No hace mucho tiempo, en el escaparate de un bazar vi un reloj de pulsera que me llamó poderosamente la atención, y me lo compré sin necesidad alguna, solo porque tenía algo especial que en un primer momento no supe precisar. Más tarde, examinando mi nuevo reloj de forma detenida y pensando qué me había llevado a tan innecesaria y repentina adquisición, llegué al fin a una conclusión: efectivamente, no se trataba de un reloj convencional; tenía algunos detalles que destacaban por ser muy particulares: mi nuevo reloj tenía una esfera pequeña con números simples pero de gran claridad, una corona circundante, suavemente convexa, plateada con chispeantes irisaciones, fuerte y ligera... correa segura, también práctica... Todo evocaba a ficción, sueños, y también a realidades distintas... Sí, mi reloj, de una forma casi provocativa, apuntaba a un mañana, a un futuro... Definitivamente se trataba de un reloj futurista: los indicios eran irrefutables: práctico, potente, de sutil elegancia, presto, cual platillo volante, para recorrer universos, para medir tiempos trascendentes y exactos en el progreso...

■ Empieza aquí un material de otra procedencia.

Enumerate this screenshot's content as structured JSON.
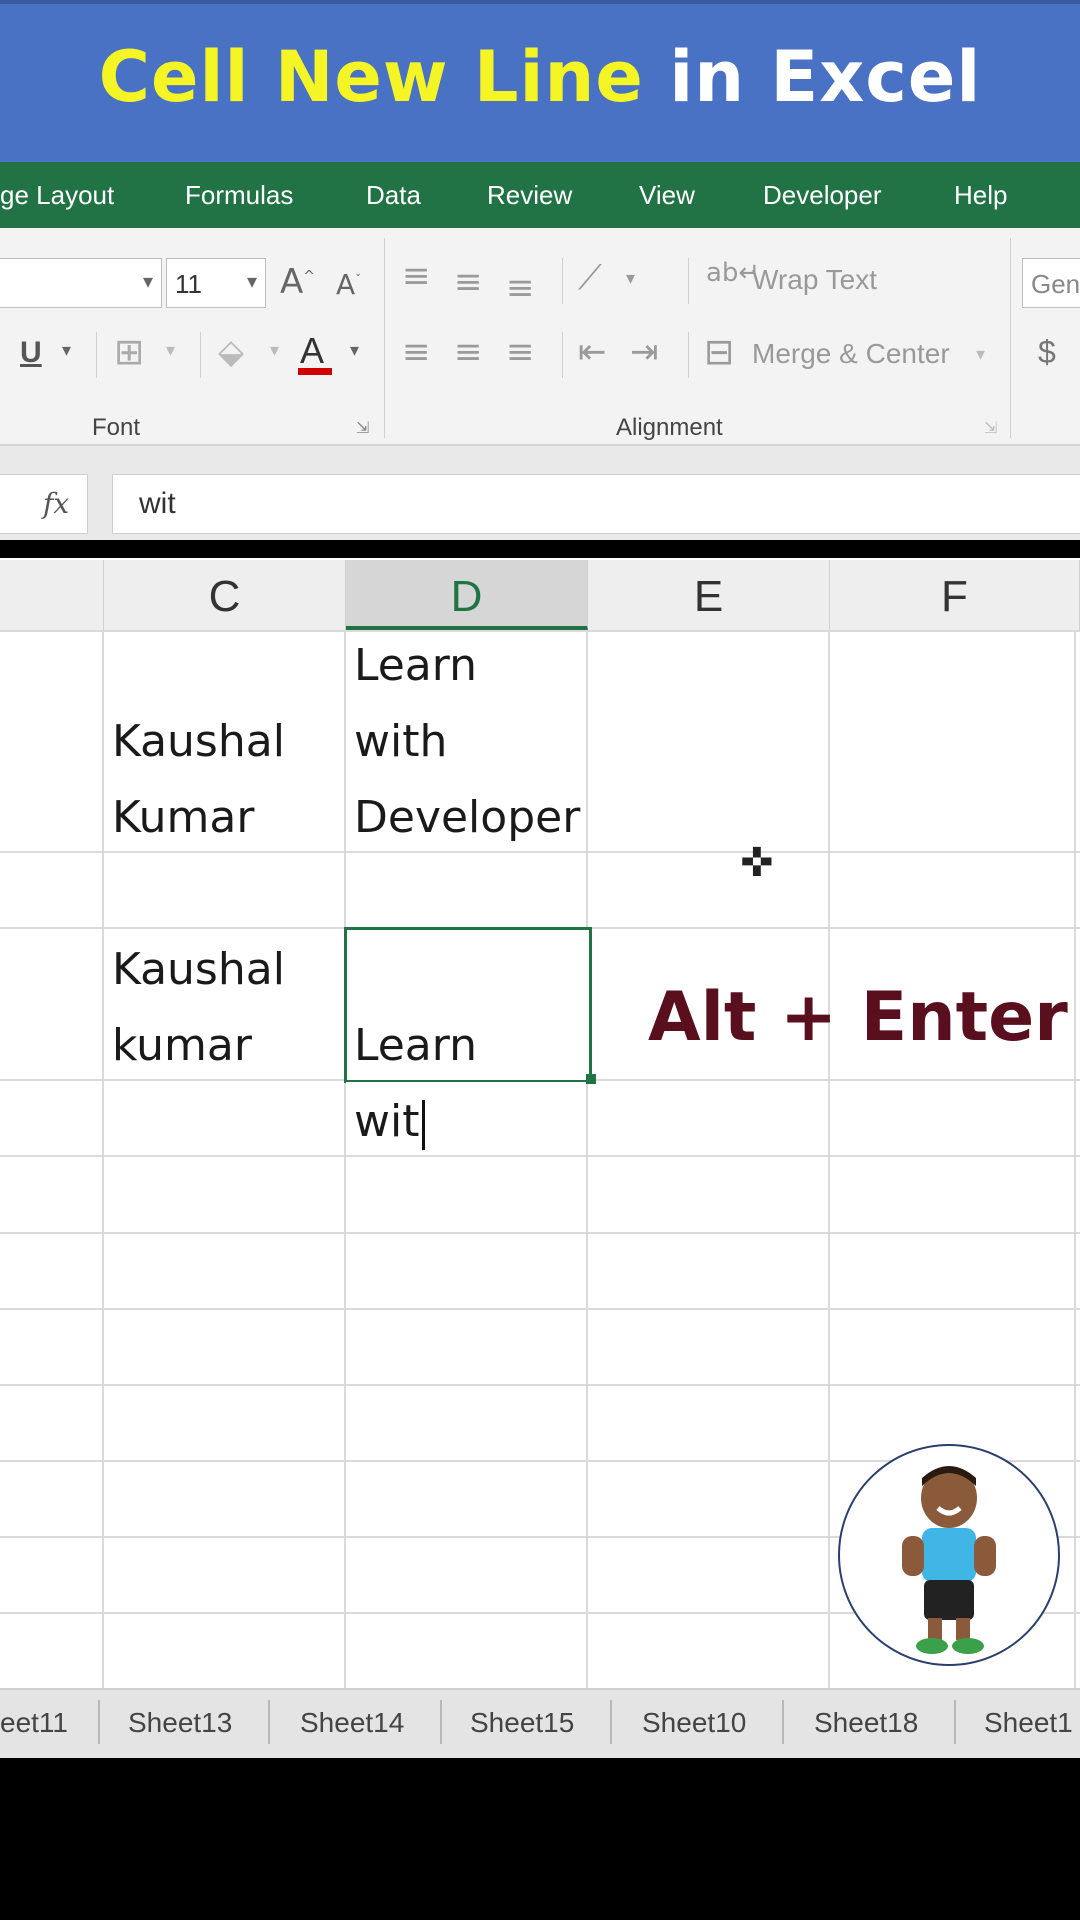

Y una reflexión, una especie de manifiesto desplegó como una bandera, izándose reivindicativo y hasta justiciero en mi desconcertante descubrimiento: también los niños, los jóvenes de hoy en día, de forma rotunda e inequívoca, presentan rasgos futuristas que habría que considerar con gran responsabilidad para colaborar en un desarrollo eficaz y exitoso. Sí, hay algunos rasgos que no vemos porque habría que detenerse en ellos de la misma manera que yo hice con mi nuevo reloj, rasgos, semblantes, maneras, claros indicios que apuntan hacia un certero blanco, y se orientan hacia la tentadora diana del futuro, cuyo centro es el hombre nuevo, nacido ya.